Former British prime minister Margaret Thatcher’s autobiography indicates that the internal struggles within the Conservative Party in the 1980s were as intense as today’s struggles within the Republican Party. Many Tories in Thatcher’s time—just like many Republicans now—were allegedly for smaller government, but they showed little interest in the tough fight needed to actually make it happen. Nearly every Republican in Congress today claims that he or she is for cutting spending and repealing Obamacare, but many of them seem to shy away when they meet strong resistance from the other side.


Here’s what the Iron Lady said about that type of politician:

[There was] a political type that had dominated and, in my view, damaged the post-war Tory Party.
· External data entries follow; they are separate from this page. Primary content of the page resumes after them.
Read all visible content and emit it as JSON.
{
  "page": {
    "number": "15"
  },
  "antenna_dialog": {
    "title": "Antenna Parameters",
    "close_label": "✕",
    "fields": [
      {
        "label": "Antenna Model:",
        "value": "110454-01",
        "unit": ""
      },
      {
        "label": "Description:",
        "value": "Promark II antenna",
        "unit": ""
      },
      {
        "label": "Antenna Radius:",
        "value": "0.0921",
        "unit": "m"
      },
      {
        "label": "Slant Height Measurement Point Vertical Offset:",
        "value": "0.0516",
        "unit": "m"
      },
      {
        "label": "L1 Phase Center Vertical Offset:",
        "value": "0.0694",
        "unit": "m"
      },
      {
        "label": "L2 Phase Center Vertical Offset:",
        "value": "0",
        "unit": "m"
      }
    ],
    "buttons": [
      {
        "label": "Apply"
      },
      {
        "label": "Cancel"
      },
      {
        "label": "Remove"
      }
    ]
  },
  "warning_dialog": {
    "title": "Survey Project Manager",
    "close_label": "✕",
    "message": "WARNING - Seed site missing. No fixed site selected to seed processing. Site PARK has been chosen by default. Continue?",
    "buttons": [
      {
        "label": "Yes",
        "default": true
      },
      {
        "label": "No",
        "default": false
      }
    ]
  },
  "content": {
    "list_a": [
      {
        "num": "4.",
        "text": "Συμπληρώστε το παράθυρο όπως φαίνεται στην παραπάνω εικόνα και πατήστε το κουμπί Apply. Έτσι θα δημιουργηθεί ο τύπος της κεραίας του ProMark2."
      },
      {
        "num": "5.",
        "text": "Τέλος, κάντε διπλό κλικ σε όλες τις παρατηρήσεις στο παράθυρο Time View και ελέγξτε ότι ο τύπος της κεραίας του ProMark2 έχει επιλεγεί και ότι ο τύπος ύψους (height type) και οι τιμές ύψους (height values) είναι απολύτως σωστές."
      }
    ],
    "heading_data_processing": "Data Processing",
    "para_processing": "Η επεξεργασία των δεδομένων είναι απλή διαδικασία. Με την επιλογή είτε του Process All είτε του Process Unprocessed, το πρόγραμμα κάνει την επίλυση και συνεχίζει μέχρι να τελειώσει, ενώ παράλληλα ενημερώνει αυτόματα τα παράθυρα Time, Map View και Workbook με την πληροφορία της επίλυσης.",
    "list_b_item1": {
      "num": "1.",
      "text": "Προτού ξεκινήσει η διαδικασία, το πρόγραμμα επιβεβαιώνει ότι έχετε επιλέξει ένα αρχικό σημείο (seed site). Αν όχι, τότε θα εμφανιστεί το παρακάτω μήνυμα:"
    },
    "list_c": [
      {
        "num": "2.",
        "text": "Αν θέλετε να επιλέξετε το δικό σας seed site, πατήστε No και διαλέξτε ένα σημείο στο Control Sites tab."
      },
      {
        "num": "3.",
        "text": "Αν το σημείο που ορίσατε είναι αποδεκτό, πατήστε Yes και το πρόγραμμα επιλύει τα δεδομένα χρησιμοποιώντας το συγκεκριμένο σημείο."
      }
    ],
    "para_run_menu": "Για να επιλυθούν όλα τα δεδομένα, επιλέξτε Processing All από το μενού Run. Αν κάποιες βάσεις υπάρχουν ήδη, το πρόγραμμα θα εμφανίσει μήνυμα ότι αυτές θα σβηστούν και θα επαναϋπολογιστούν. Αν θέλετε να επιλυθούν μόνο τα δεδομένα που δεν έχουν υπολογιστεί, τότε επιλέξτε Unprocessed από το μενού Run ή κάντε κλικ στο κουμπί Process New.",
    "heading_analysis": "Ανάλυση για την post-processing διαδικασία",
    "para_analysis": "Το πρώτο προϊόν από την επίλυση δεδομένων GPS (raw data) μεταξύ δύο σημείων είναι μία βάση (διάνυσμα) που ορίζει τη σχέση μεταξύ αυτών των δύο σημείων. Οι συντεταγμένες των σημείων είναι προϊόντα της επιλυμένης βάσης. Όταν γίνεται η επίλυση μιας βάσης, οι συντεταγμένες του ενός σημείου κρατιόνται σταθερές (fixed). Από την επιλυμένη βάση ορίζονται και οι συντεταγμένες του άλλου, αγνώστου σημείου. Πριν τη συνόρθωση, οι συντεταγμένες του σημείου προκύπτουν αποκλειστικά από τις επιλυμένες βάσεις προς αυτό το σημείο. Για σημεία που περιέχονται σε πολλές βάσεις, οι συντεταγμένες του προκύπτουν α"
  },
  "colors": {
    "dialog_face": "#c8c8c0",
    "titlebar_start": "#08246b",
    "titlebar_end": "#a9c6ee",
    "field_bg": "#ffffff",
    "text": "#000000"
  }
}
I call such figures “the false squire.” They have all the outward show of a John Bull—ruddy face, white hair, bluff manner—but inwardly they are political calculators who see the task of Conservatives as one of retreating gracefully before the Left’s inevitable advance. Retreat as a tactic is sometimes necessary; retreat as a settled policy eats at the soul. In order to justify the series of defeats that this philosophy entails, the false squire has to persuade rank and file Conservatives that advance is impossible. His whole political life would, after all, be a gigantic mistake if a policy of positive Tory reform turned out to be both practical and popular. Hence the passionate and obstinate resistance mounted by the “wets” to the fiscal, economic, and trade union reforms of the early 1980s. These reforms had either to fail or be stopped. For if they succeeded, a whole generation of Tory leaders had despaired unnecessarily.